Os dois melhores resultados do piloto em 2026 com a Ferrari aconteceram justamente em finais de semana nos quais ele optou por não utilizar o simulador da equipe. Além do pódio em Montreal, Hamilton também abriu mão do simulador antes do GP da China, onde conquistou seu primeiro pódio com a Scuderia Ferrari desde que chegou.
Quando foi questionado se pretende voltar a recorrer ao simulador ao longo da temporada, o britânico respondeu que a ferramenta ainda pode ser útil para o desenvolvimento do carro, mas não necessariamente para sua preparação antes das corridas.
“Provavelmente não. Existem riscos demais. Se você olhar para as duas melhores corridas que tive, eu não usei o simulador. Honestamente, foi assim que aconteceu”, afirmou.

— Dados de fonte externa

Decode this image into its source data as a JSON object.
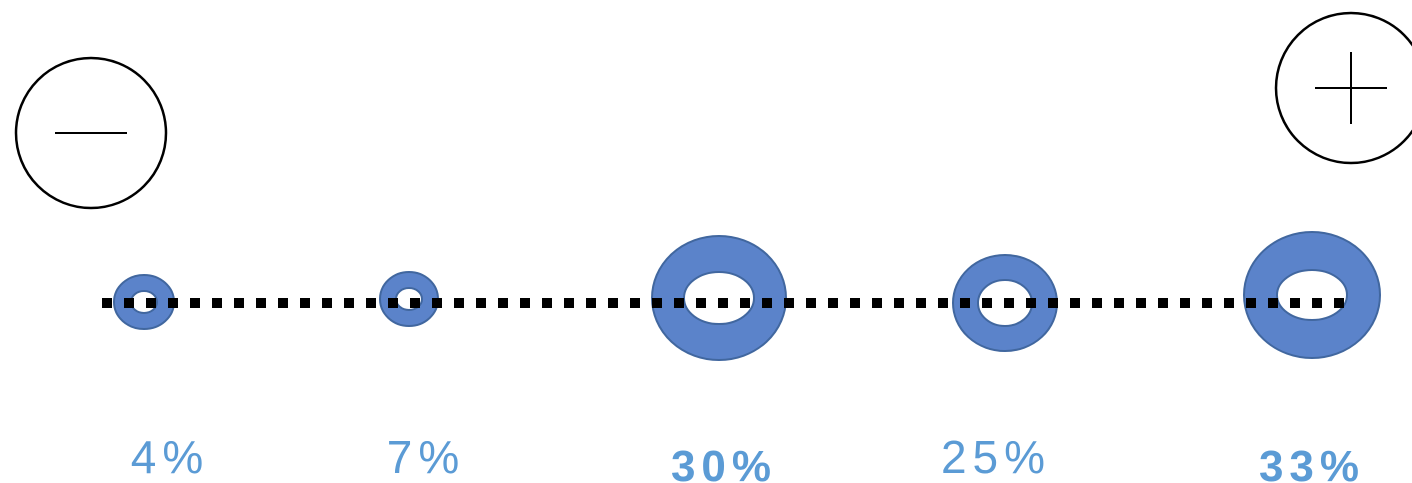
{
  "colors": {
    "ring_fill": "#5b83ca",
    "ring_stroke": "#41679f",
    "label": "#5b9bd5",
    "line": "#000000",
    "symbol": "#000000"
  },
  "end_markers": {
    "minus": {
      "icon": "minus-icon"
    },
    "plus": {
      "icon": "plus-icon"
    }
  },
  "points": [
    {
      "label": "4%",
      "value": 4,
      "emphasis": false
    },
    {
      "label": "7%",
      "value": 7,
      "emphasis": false
    },
    {
      "label": "30%",
      "value": 30,
      "emphasis": true
    },
    {
      "label": "25%",
      "value": 25,
      "emphasis": false
    },
    {
      "label": "33%",
      "value": 33,
      "emphasis": true
    }
  ]
}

Hamilton explicou que pretende continuar colaborando com a Ferrari para aprimorar a correlação entre os dados virtuais e o comportamento do carro real, fornecendo feedback à equipe após cada etapa.
“É uma ferramenta que pode ser muito poderosa, mas sou da velha escola. Provavelmente sou melhor sem ela”, acrescentou.
O desempenho no Canadá foi considerado o mais convincente de Hamilton desde sua chegada à Ferrari. O britânico superou o companheiro Charles Leclerc ao longo de todo o fim de semana e terminou a corrida apenas atrás de Kimi Antonelli, vencedor da prova pela Mercedes.